Gründung und historische Entwicklung
Das Walther-Schücking-Institut für Internationales Recht wurde 1914 als Kieler Institut für Internationales Recht gegründet und ist damit das älteste universitäre Institut für Völkerrecht in Deutschland.[1] Es versteht sich seit seiner Gründung als Ort der wissenschaftlichen Reflexion über das internationale Recht und dessen Beitrag zur Friedenssicherung.[2]
Kaiserreich und Weimarer Republik
Nachdem der Plan zur Errichtung eines interdisziplinären „Königlichen Instituts für die Wissenschaft vom Weltverkehr“ gescheitert war, wurde das Institut für Internationales Recht (bis 1918 noch „Königliches Seminar für Internationales Recht“) neben dem zeitgleich errichteten Institut für Weltwirtschaft im Februar 1914 gegründet.[3]:62,67 Gründungsdirektor war Theodor Niemeyer, eigentlich Ordinarius für Römisches Recht, der aber seit 1911 einen Lehrauftrag für Internationales Recht und Kolonialrecht innehatte.

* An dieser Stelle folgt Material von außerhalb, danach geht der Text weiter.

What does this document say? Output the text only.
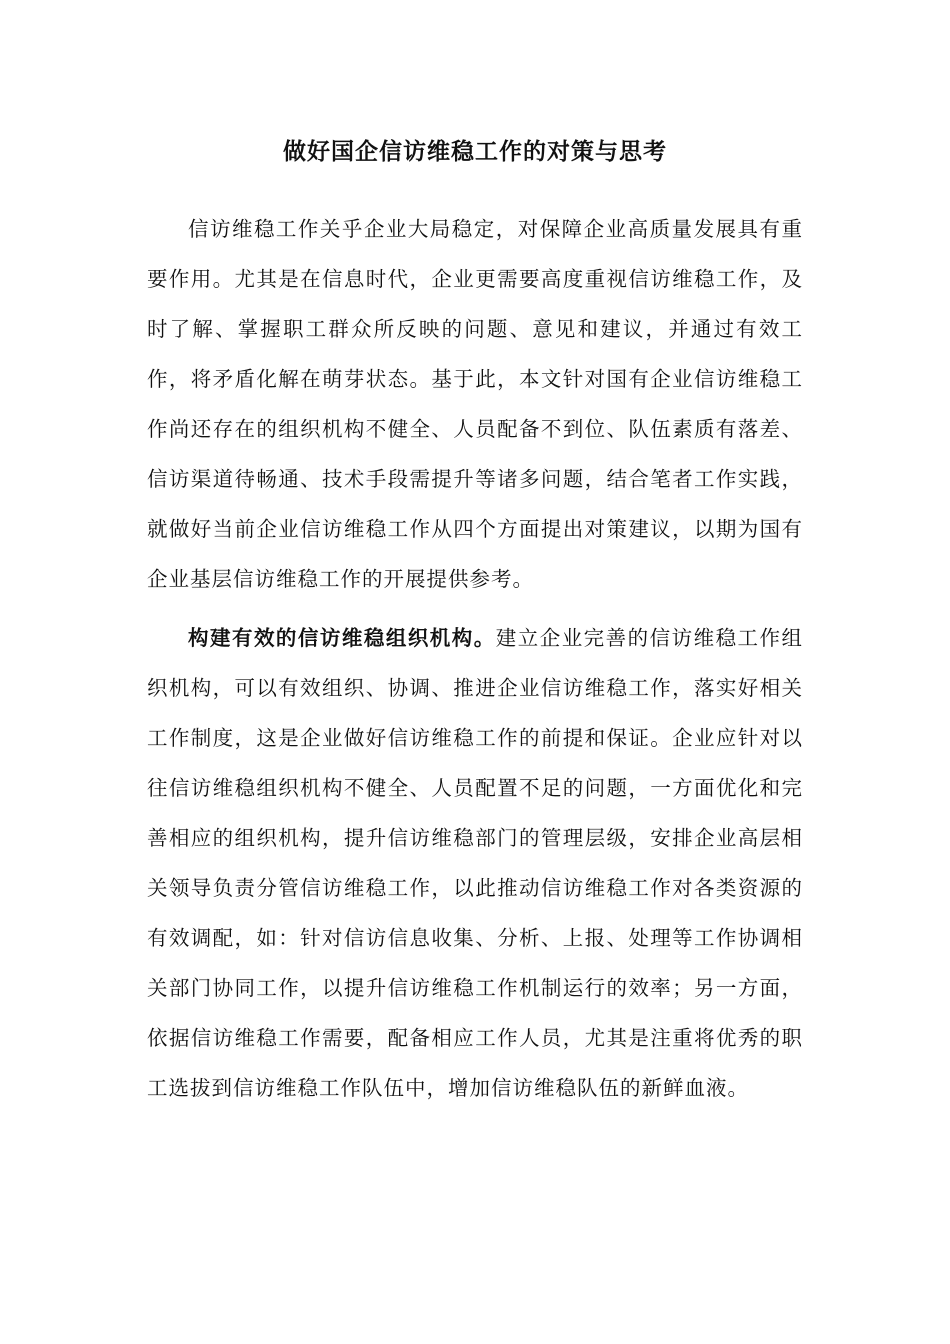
做好国企信访维稳工作的对策与思考

信访维稳工作关乎企业大局稳定，对保障企业高质量发展具有重要作用。尤其是在信息时代，企业更需要高度重视信访维稳工作，及时了解、掌握职工群众所反映的问题、意见和建议，并通过有效工作，将矛盾化解在萌芽状态。基于此，本文针对国有企业信访维稳工作尚还存在的组织机构不健全、人员配备不到位、队伍素质有落差、信访渠道待畅通、技术手段需提升等诸多问题，结合笔者工作实践，就做好当前企业信访维稳工作从四个方面提出对策建议，以期为国有企业基层信访维稳工作的开展提供参考。

构建有效的信访维稳组织机构。建立企业完善的信访维稳工作组织机构，可以有效组织、协调、推进企业信访维稳工作，落实好相关工作制度，这是企业做好信访维稳工作的前提和保证。企业应针对以往信访维稳组织机构不健全、人员配置不足的问题，一方面优化和完善相应的组织机构，提升信访维稳部门的管理层级，安排企业高层相关领导负责分管信访维稳工作，以此推动信访维稳工作对各类资源的有效调配，如：针对信访信息收集、分析、上报、处理等工作协调相关部门协同工作，以提升信访维稳工作机制运行的效率；另一方面，依据信访维稳工作需要，配备相应工作人员，尤其是注重将优秀的职工选拔到信访维稳工作队伍中，增加信访维稳队伍的新鲜血液。
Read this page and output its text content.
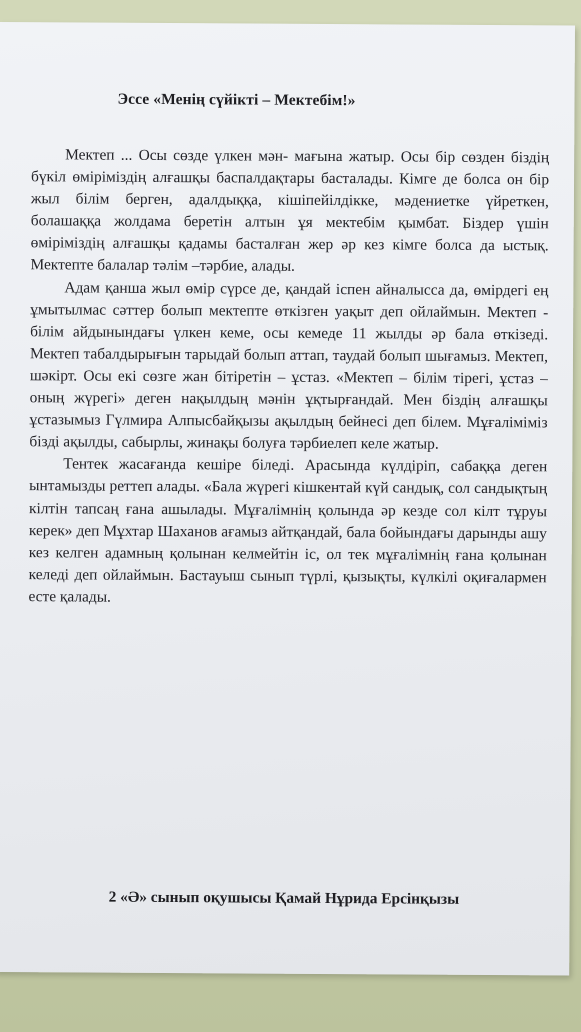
Эссе «Менің сүйікті – Мектебім!»

Мектеп ... Осы сөзде үлкен мән- мағына жатыр. Осы бір сөзден біздің бүкіл өміріміздің алғашқы баспалдақтары басталады. Кімге де болса он бір жыл білім берген, адалдыққа, кішіпейілдікке, мәдениетке үйреткен, болашаққа жолдама беретін алтын ұя мектебім қымбат. Біздер үшін өміріміздің алғашқы қадамы басталған жер әр кез кімге болса да ыстық. Мектепте балалар тәлім –тәрбие, алады.

Адам қанша жыл өмір сүрсе де, қандай іспен айналысса да, өмірдегі ең ұмытылмас сәттер болып мектепте өткізген уақыт деп ойлаймын. Мектеп - білім айдынындағы үлкен кеме, осы кемеде 11 жылды әр бала өткізеді. Мектеп табалдырығын тарыдай болып аттап, таудай болып шығамыз. Мектеп, шәкірт. Осы екі сөзге жан бітіретін – ұстаз. «Мектеп – білім тірегі, ұстаз – оның жүрегі» деген нақылдың мәнін ұқтырғандай. Мен біздің алғашқы ұстазымыз Гүлмира Алпысбайқызы ақылдың бейнесі деп білем. Мұғаліміміз бізді ақылды, сабырлы, жинақы болуға тәрбиелеп келе жатыр.

Тентек жасағанда кешіре біледі. Арасында күлдіріп, сабаққа деген ынтамызды реттеп алады. «Бала жүрегі кішкентай күй сандық, сол сандықтың кілтін тапсаң ғана ашылады. Мұғалімнің қолында әр кезде сол кілт тұруы керек» деп Мұхтар Шаханов ағамыз айтқандай, бала бойындағы дарынды ашу кез келген адамның қолынан келмейтін іс, ол тек мұғалімнің ғана қолынан келеді деп ойлаймын. Бастауыш сынып түрлі, қызықты, күлкілі оқиғалармен есте қалады.

2 «Ә» сынып оқушысы Қамай Нұрида Ерсінқызы
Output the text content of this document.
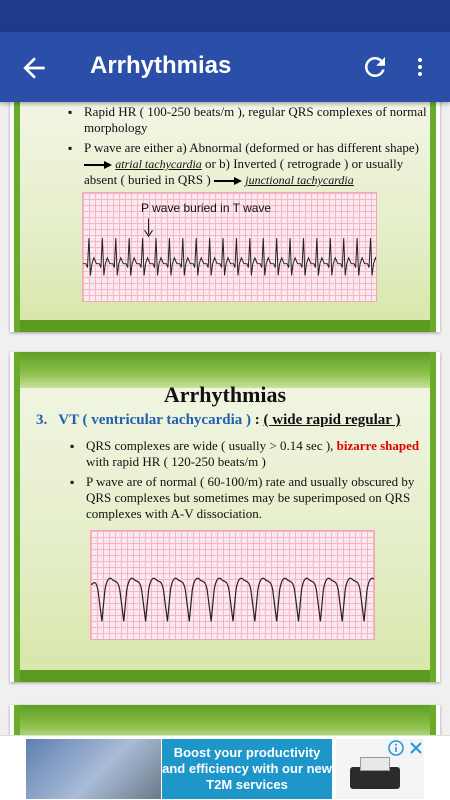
Arrhythmias
▪ Rapid HR ( 100-250 beats/m ), regular QRS complexes of normal morphology
▪ P wave are either a) Abnormal (deformed or has different shape)  atrial tachycardia or b) Inverted ( retrograde ) or usually absent ( buried in QRS )	junctional tachycardia
P wave buried in T wave
Arrhythmias
3. VT ( ventricular tachycardia ) : ( wide rapid regular )
▪ QRS complexes are wide ( usually > 0.14 sec ), bizarre shaped with rapid HR ( 120-250 beats/m )
▪ P wave are of normal ( 60-100/m) rate and usually obscured by QRS complexes but sometimes may be superimposed on QRS complexes with A-V dissociation.
Boost your productivity and efficiency with our new T2M services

Prägte in den folgenden Jahren vor allem die wissenschaftliche Beschäftigung mit dem Weltkrieg und seinen Ursachen die Arbeit am Institut, rückten nach Ende des Krieges die Nachkriegsordnung und der Völkerbund ins Zentrum der Forschungsinteressen.[3]:70[4]
Walther Schücking, ein überzeugter Pazifist und früher Vordenker einer internationalen Friedensordnung, wurde 1926 als Niemeyers Nachfolger auf den neu errichteten Kieler Lehrstuhl für Völkerrecht und internationales Privatrecht berufen. Unter seiner Leitung entwickelte sich das Institut zu einem führenden Zentrum völkerrechtlicher Forschung, an dem unter anderem Jean Spiropoulos, Paul Guggenheim und Walter Schätzel als Assistenten arbeiteten. Inhaltliche Schwerpunkte waren der Völkerbund, internationale Gerichtsbarkeit und Fragen der Kriegsfolgenregelung. Zusammen mit Hans Wehberg veröffentlichte Schücking einen einflussreichen Kommentar zur Satzung des Völkerbundes. Außerdem initiierte das Institut neue Schriftenreihen zur Kodifikation und Weiterentwicklung des Völkerrechts und publizierte in Zusammenarbeit mit dem Auswärtigen Amt Übersetzungen der Rechtsprechung des Ständigen Internationalen Gerichtshofs.[5] Schückings akademisches Wirken war eng mit seinem politischen Engagement verknüpft, etwa als Reichstagsabgeordneter (für die Deutsche Demokratische Partei) oder als Mitglied der deutschen Delegation bei den Pariser Friedensverhandlungen. 1930 wurde er als erster und einziger Deutscher zum Richter des Ständigen Internationalen Gerichtshofs in Den Haag gewählt.
Nationalsozialismus
Kurz nach der Machtübernahme durch die Nationalsozialisten wurde Walther Schücking im April 1933 zunächst beurlaubt, im November dann im Zuge des Gesetzes zur Wiederherstellung des Berufsbeamtentums wegen „politischer Unzuverlässigkeit“ aus dem Amt entfernt. Sein Lehrstuhl wurde für Öffentliches Recht und Wirtschaftsrecht umgewidmet und Ernst Rudolf Huber übertragen.[6]:89 f Das Institut stand ab 1934 unter der Leitung von Walther Schoenborn, einem politisch deutschnational orientierten Ordinarius, der bereits seit 1920 der Kieler Fakultät angehörte. Diesem Umstand und einem anfangs geringen Interesse der Nationalsozialisten am Völkerrecht dürfte geschuldet sein, dass das Institut zunächst nicht in den Sog der Kieler Schule geriet (bis 1937 existierte noch eine Abteilung für Völkerbundfragen).[6]:90 f Das änderte sich 1936 mit der Berufung von Paul Ritterbusch zum neuen Direktor des Instituts und zum Rektor der Universität Kiel. Unter seiner Leitung wurde das Institut als „Institut für Politik und Internationales Recht“ umorganisiert und auf nationalsozialistische Großraumpolitik hin neuorientiert.[6]:109 f Zum 25-jährigen Jubiläum des Instituts hielt Carl Schmitt einen Vortrag zur „Völkerrechtlichen Großraumordnung mit Interventionsverbot für raumfremde Mächte“.[7]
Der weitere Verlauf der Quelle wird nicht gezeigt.